Nucleophosmin (NPM1)-mutated acute myeloid leukemia (AML) accounts for one-third of adult AML and displays distinctive biological and clinical features. Despite its chemo-sensitivity and a relatively favorable prognosis, this leukemia lacks any specific therapies. Because NPM1 mutant protein is not druggable, targeting its non-oncogene addictions and its specific vulnerabilities can represent an alternative option for identifying a tailored therapy for NPM1-mutated AML. We performed a high-throughput screening (HTS) of different chemical compounds and drug libraries to find drugs or compounds 'synthetically lethal' with NPM1 mutation and/or showing more selective activity in AML with NPM1 mutation. In collaboration with the Screening Unit of Leibniz-Forschungsinstitut für Molekulare Pharmakologie (FMP; (Berlin, Germany), we performed an HTS of 38720 drugs/compounds in a 384-well format. The assay readout was cellular metabolism/viability by CellTiter Blue assay at 48 hours. The screening was properly designed in 2 steps to increase efficiency, exclude compounds with general toxicity, and identify compounds ('hits') selectively active against the only two available NPM1-mutated AML cell lines, OCI-AML3 and IMS-M2, but not against wild-type controls.

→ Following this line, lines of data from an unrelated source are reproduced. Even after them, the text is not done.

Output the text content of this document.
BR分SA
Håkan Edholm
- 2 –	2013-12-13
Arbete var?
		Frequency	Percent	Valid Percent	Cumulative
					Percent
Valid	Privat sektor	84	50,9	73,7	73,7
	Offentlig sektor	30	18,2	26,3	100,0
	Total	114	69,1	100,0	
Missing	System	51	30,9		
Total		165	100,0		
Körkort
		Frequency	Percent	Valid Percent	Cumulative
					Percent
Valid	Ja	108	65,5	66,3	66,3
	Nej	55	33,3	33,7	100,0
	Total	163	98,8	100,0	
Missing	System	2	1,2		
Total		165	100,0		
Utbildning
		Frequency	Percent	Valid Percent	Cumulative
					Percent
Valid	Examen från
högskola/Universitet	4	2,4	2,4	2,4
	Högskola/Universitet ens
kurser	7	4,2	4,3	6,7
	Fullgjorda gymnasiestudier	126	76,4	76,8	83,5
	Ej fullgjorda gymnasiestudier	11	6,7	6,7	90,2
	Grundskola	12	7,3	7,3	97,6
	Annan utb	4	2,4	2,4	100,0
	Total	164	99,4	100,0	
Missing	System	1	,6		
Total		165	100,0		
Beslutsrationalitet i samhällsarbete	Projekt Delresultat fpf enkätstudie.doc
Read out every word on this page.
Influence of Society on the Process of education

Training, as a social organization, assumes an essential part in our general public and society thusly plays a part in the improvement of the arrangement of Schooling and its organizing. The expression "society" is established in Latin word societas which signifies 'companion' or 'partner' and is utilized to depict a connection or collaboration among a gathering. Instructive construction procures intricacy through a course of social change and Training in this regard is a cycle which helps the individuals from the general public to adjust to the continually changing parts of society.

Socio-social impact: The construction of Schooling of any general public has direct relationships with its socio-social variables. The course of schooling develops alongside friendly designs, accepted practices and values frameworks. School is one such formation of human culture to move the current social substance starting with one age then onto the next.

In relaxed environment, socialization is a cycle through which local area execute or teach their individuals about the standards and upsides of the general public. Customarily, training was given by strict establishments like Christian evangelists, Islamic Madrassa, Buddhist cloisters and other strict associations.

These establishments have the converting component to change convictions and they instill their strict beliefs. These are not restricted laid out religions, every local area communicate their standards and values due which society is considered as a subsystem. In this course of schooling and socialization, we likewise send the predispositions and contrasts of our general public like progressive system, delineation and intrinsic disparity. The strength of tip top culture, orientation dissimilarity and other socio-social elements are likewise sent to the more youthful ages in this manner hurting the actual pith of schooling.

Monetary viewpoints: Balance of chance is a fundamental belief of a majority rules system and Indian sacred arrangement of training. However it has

Sixty-two hit compounds that met qHTS threshold criteria were rescreened in a dose-response experiment. From this analysis, we obtained 37 compounds able to selectively kill IMS-M2 (IMS-M2 %viability <50 vs. OCI-AML2 %viability >75). We focused on Aurora kinase A inhibitors (AURKAi) because 4 of the selective compounds were directed against this kinase. In the validation assay, 2 compounds (MK-5108 and MK-8745) were confirmed as more active against NPM1-mutated than NPM1-wild-type AML cells by either CyQUANT or apoptosis assay. Strikingly, we confirmed selectivity for two additional AURKAi (Alisertib and ENMD-2076, both isoform-selective inhibitors of AURKA) that were not included in the screening library. The AURKAi were also effective in reducing tumor burden in NPM1-mutated PDX cell models and provided a survival advantage compared with vehicle-treated mice (60 vs. 32 days, P=0.005). We demonstrated that using HTS can considerably shorten drug discovery time scales, leading to the identification of promising lead compounds. Our study is the first to provide preclinical evidence of the antileukemic activity of AURKAi, with particular focus on NPM1-mutated AML.